In this appeal from a verdict in appellant’s favor in his personal injury action, appellant Frank Baccare *55 contends that he received an inadequate verdict to compensate his losses due to the trial court’s error in failing to instruct the jury regarding future medical expenses and loss of future earnings. 1 Because we find that appellant failed to prove the probability of future losses, we affirm.
Appellant was injured in February 1968 when a truck collided with his car while he was stopped in the middle of an intersection waiting for some children who were running back and forth across the street to clear the way. Appellant sustained injuries to the left side of his head, his left shoulder and arm and his lower back. After a period of time, appellant recovered from the head, shoulder and arm injuries but he continued to experience trouble with his back. At the conclusion of the trial, the jury returned a verdict in favor of the plaintiff-appellant in the amount of $19,000. He now contends that this amount is inadequate because, first, the jury was not instructed to consider future medical expenses, and, second, it was specifically charged not to consider future loss of earnings.

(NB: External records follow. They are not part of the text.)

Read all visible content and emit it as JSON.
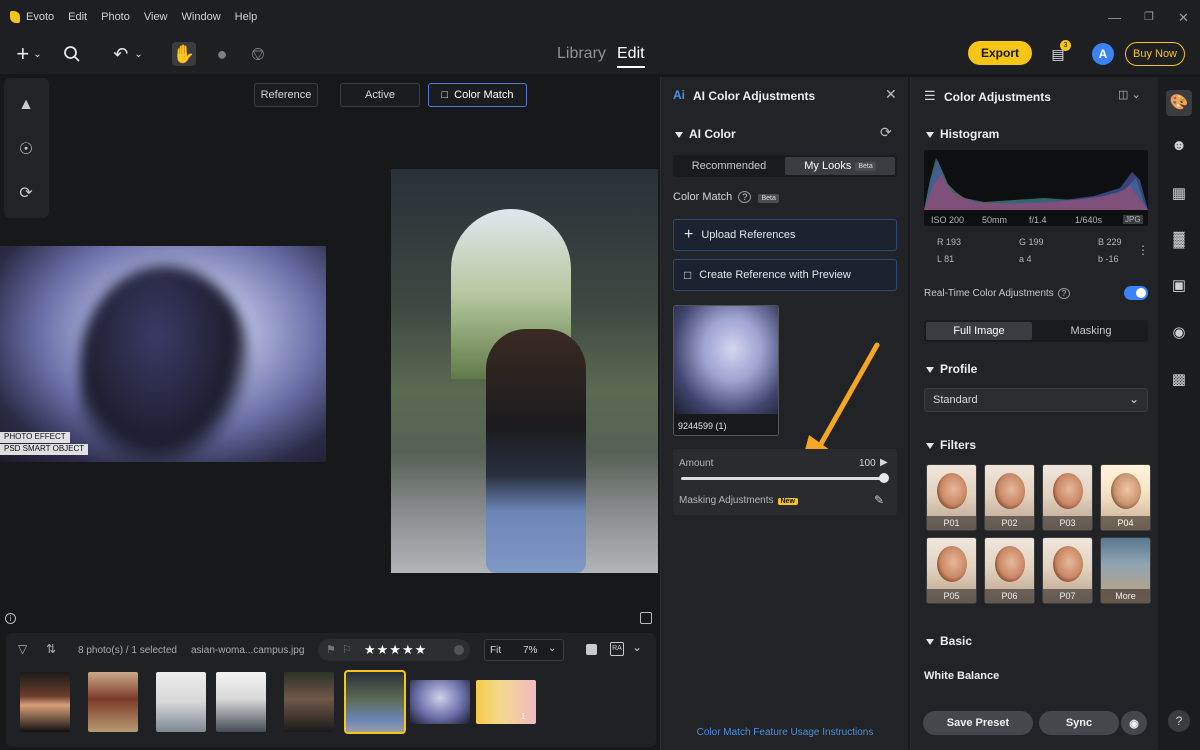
{
  "menubar": {
    "app": "Evoto",
    "items": [
      "Edit",
      "Photo",
      "View",
      "Window",
      "Help"
    ]
  },
  "toolbar": {
    "modes": {
      "library": "Library",
      "edit": "Edit"
    },
    "export": "Export",
    "badge": "3",
    "avatar": "A",
    "buy_now": "Buy Now"
  },
  "view_tabs": {
    "reference": "Reference",
    "active": "Active",
    "color_match": "Color Match"
  },
  "reference_photo": {
    "tag1": "PHOTO EFFECT",
    "tag2": "PSD SMART OBJECT"
  },
  "filmstrip": {
    "count": "8 photo(s) / 1 selected",
    "filename": "asian-woma...campus.jpg",
    "zoom_fit": "Fit",
    "zoom_value": "7%",
    "ra_label": "RA",
    "star_rating": 5,
    "thumb_badge": "1"
  },
  "ai_panel": {
    "title": "AI Color Adjustments",
    "section": "AI Color",
    "tabs": {
      "recommended": "Recommended",
      "my_looks": "My Looks",
      "beta": "Beta"
    },
    "color_match": "Color Match",
    "color_match_beta": "Beta",
    "upload": "Upload References",
    "create": "Create Reference with Preview",
    "ref_name": "9244599 (1)",
    "amount_label": "Amount",
    "amount_value": "100",
    "amount_fraction": 1.0,
    "masking": "Masking Adjustments",
    "masking_new": "New",
    "usage_link": "Color Match Feature Usage Instructions"
  },
  "right_panel": {
    "title": "Color Adjustments",
    "histogram": "Histogram",
    "exif": {
      "iso": "ISO 200",
      "focal": "50mm",
      "aperture": "f/1.4",
      "shutter": "1/640s",
      "format": "JPG"
    },
    "rgb": {
      "r": "R 193",
      "g": "G 199",
      "b": "B 229",
      "l": "L 81",
      "a": "a 4",
      "bb": "b -16"
    },
    "realtime": "Real-Time Color Adjustments",
    "realtime_on": true,
    "scope": {
      "full": "Full Image",
      "masking": "Masking"
    },
    "profile": "Profile",
    "profile_value": "Standard",
    "filters": "Filters",
    "filter_items": [
      "P01",
      "P02",
      "P03",
      "P04",
      "P05",
      "P06",
      "P07",
      "More"
    ],
    "basic": "Basic",
    "white_balance": "White Balance",
    "save_preset": "Save Preset",
    "sync": "Sync"
  },
  "colors": {
    "accent": "#f5c518",
    "link": "#4a8fe0",
    "toggle": "#3b82f6"
  }
}
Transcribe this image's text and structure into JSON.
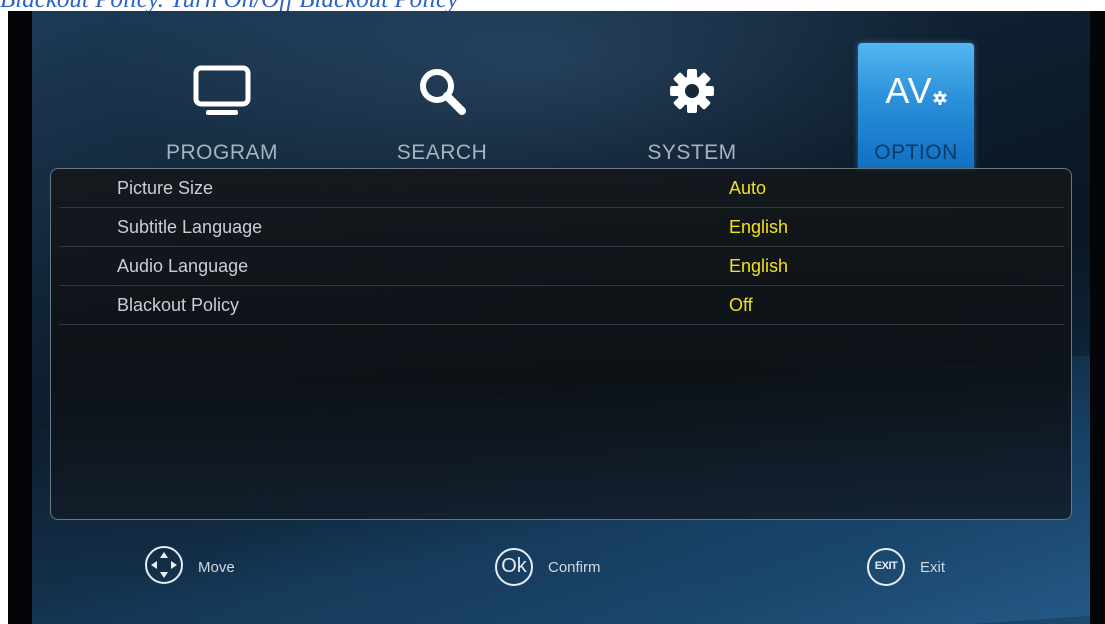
{
  "caption": "Blackout Policy. Turn On/Off Blackout Policy",
  "tabs": [
    {
      "label": "PROGRAM",
      "icon": "monitor-icon",
      "active": false
    },
    {
      "label": "SEARCH",
      "icon": "search-icon",
      "active": false
    },
    {
      "label": "SYSTEM",
      "icon": "gear-icon",
      "active": false
    },
    {
      "label": "OPTION",
      "icon": "av-settings-icon",
      "active": true,
      "icon_text": "AV"
    }
  ],
  "settings": [
    {
      "name": "Picture Size",
      "value": "Auto"
    },
    {
      "name": "Subtitle Language",
      "value": "English"
    },
    {
      "name": "Audio Language",
      "value": "English"
    },
    {
      "name": "Blackout Policy",
      "value": "Off"
    }
  ],
  "hints": [
    {
      "label": "Move",
      "icon": "dpad-icon"
    },
    {
      "label": "Confirm",
      "icon": "ok-icon",
      "icon_text": "Ok"
    },
    {
      "label": "Exit",
      "icon": "exit-icon",
      "icon_text": "EXIT"
    }
  ],
  "colors": {
    "value_text": "#f2e21d",
    "active_tab": "#2a8fd8",
    "label_text": "#c7cfd6"
  }
}
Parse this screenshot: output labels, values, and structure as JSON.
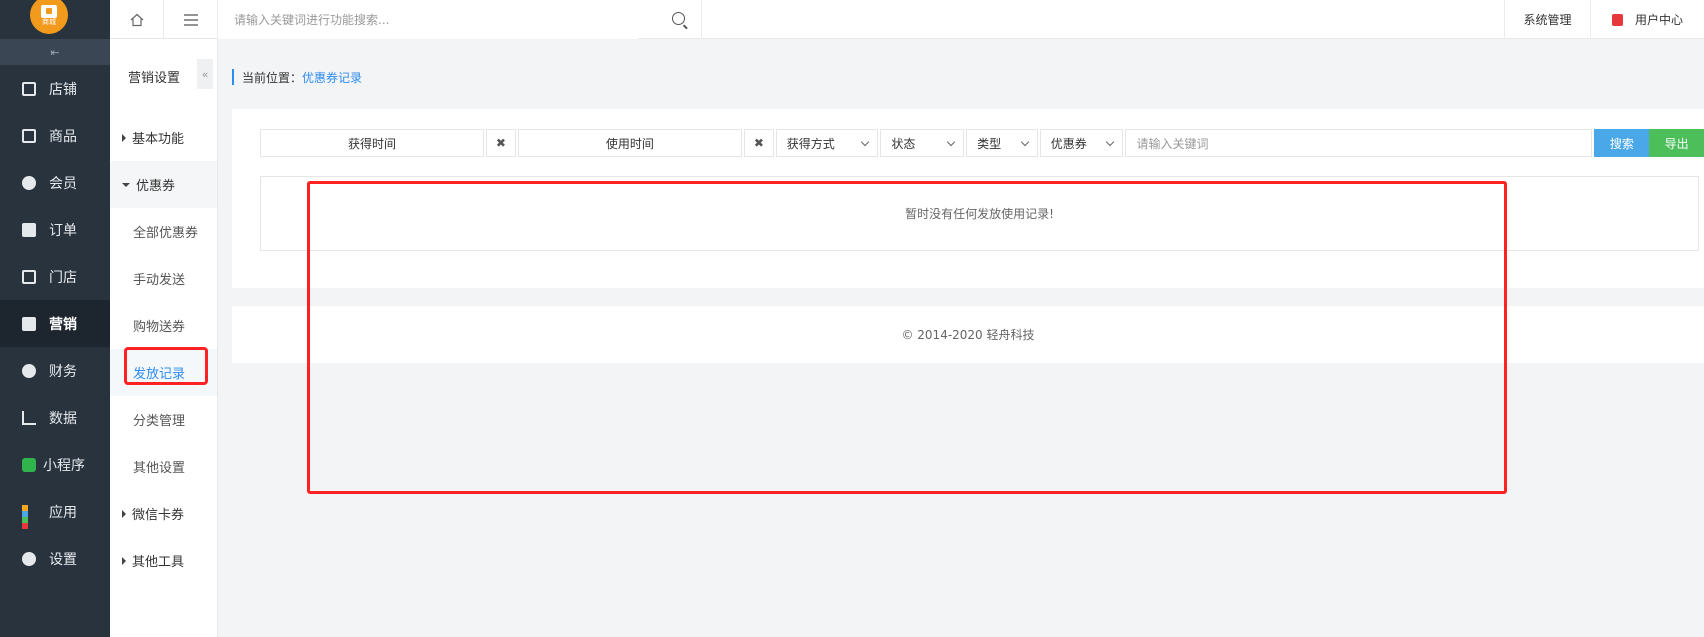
{
  "logo": {
    "text": "商城"
  },
  "sidebar": {
    "collapse_icon": "⇤",
    "items": [
      {
        "label": "店铺",
        "icon": "store-icon"
      },
      {
        "label": "商品",
        "icon": "goods-icon"
      },
      {
        "label": "会员",
        "icon": "member-icon"
      },
      {
        "label": "订单",
        "icon": "order-icon"
      },
      {
        "label": "门店",
        "icon": "shop-icon"
      },
      {
        "label": "营销",
        "icon": "gift-icon",
        "active": true
      },
      {
        "label": "财务",
        "icon": "money-bag-icon"
      },
      {
        "label": "数据",
        "icon": "bar-chart-icon"
      },
      {
        "label": "小程序",
        "icon": "miniprogram-icon"
      },
      {
        "label": "应用",
        "icon": "apps-icon"
      },
      {
        "label": "设置",
        "icon": "gear-icon"
      }
    ]
  },
  "submenu": {
    "title": "营销设置",
    "toggle": "«",
    "items": [
      {
        "label": "基本功能",
        "type": "group"
      },
      {
        "label": "优惠券",
        "type": "group-open"
      },
      {
        "label": "全部优惠券",
        "type": "child"
      },
      {
        "label": "手动发送",
        "type": "child"
      },
      {
        "label": "购物送券",
        "type": "child"
      },
      {
        "label": "发放记录",
        "type": "child-current"
      },
      {
        "label": "分类管理",
        "type": "child"
      },
      {
        "label": "其他设置",
        "type": "child"
      },
      {
        "label": "微信卡券",
        "type": "group"
      },
      {
        "label": "其他工具",
        "type": "group"
      }
    ]
  },
  "topbar": {
    "search_placeholder": "请输入关键词进行功能搜索...",
    "system_label": "系统管理",
    "user_center_label": "用户中心"
  },
  "breadcrumb": {
    "prefix": "当前位置：",
    "current": "优惠券记录"
  },
  "filters": {
    "obtain_time": "获得时间",
    "use_time": "使用时间",
    "clear_symbol": "✖",
    "obtain_method": "获得方式",
    "status": "状态",
    "type": "类型",
    "coupon": "优惠券",
    "keyword_placeholder": "请输入关键词",
    "search_button": "搜索",
    "export_button": "导出"
  },
  "empty_message": "暂时没有任何发放使用记录!",
  "footer": {
    "copyright": "© 2014-2020 轻舟科技"
  },
  "colors": {
    "accent": "#2d8cf0",
    "sidebar_bg": "#28333e",
    "search_btn": "#4aa8e8",
    "export_btn": "#4cbf5a",
    "annotation": "#ff2222"
  }
}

In order for a jury to be permitted to consider the future continuation of a disability as an element of damages, it is necessary that there be competent testimony of the likelihood that the disability will persist into the future. Some evidence must be submitted from which the jury can reasonably infer what the probable future consequences of the injury will be and award damages accordingly.
Rice v. Hill,
In the case at bar, the appellant testified to the pain he suffered in his lower back up to the time of trial and his doctor testified to the medical reasons the pain persisted. However, when asked to give a prognosis for the future, the doctor was unable to do so, nor was he able to estimate medical expenses or predict whether future hospitalizations would be required. He testified that it was his experience in cases of low back strain that recovery could come any day or never come at all and he could not predict what the future would bring in the appellant’s case. When asked to estimate his future medical bills, appellant’s doctor stated, “It would be hard, really, to pin down exactly how long — I am hoping some day he’ll wake up in the morning and say, Dr. Silk, I just feel like a new man. I don’t need you any more, I mean, I am hoping for this day to come, some beautiful day or a day like this may never come. I don’t really know. I mean, it’s pretty hard to actually penpoint [sic], not like somebody took out the appendix or gallbladder will re *57 cover. You are dealing with a low back strain and unstable back and it’s very difficult to penpoint a day, a good day.
“THE COURT: Well, you can’t prognosticate future medical expenses, that’s the point, isn’t it?
“THE WITNESS: Yes, sir.”
Testimony such as this gives the jury no basis on which to assess the probability of appellant’s disability continuing for an appreciable duration or ceasing immediately. Therefore any attempt by the jury to estimate future medical expenses would be based purely on speculation unguided by any knowledgeable source or experience. The lower court did not err in refusing to instruct the jury to include future medical expenses as an element of appellant’s damages.
Appellant also objects to the lower court’s specific instruction that the jury was not to consider loss of future earnings or earning power in its determination of damages. Of course the loss of earning power and its financial value must be demonstrated with satisfactory proof and not left to speculation. Appellant “is not entitled to have mere conjecture either in the witness box or jury room, accepted as a substitute for proof.”
Rice v. Hill,
supra,
On the basis of this evidence, the court below permitted the jury to consider the appellant’s lost earnings up to the time of trial. However, further instruction was given that because there was no evidence regarding the probability that the disability would persist in the future the jury could not consider any future loss of earnings. We conclude that this instruction was correct. The appellant’s own medical expert testified that he was unable to say whether or not the impairment the appellant suffered would worsen, continue indefinitely, slowly improve, or correct itself immediately. No other evidence was introduced to show that appellant’s discomfort would continue to trouble him. On such a record we conclude that the jury could not reasonably infer that the appellant’s future ability to work would be impaired by his injury without resorting to speculation.
Dixon v. Pennsylvania R.R. Co.,
Judgment affirmed.
Notes
. Appellant’s second issue regarding testimony of the defense’s medical expert from hospital records was not included in his post-trial motions filed March 11, 1975. Appellant therefore failed to preserve this claim of error for review and we are precluded from considering it.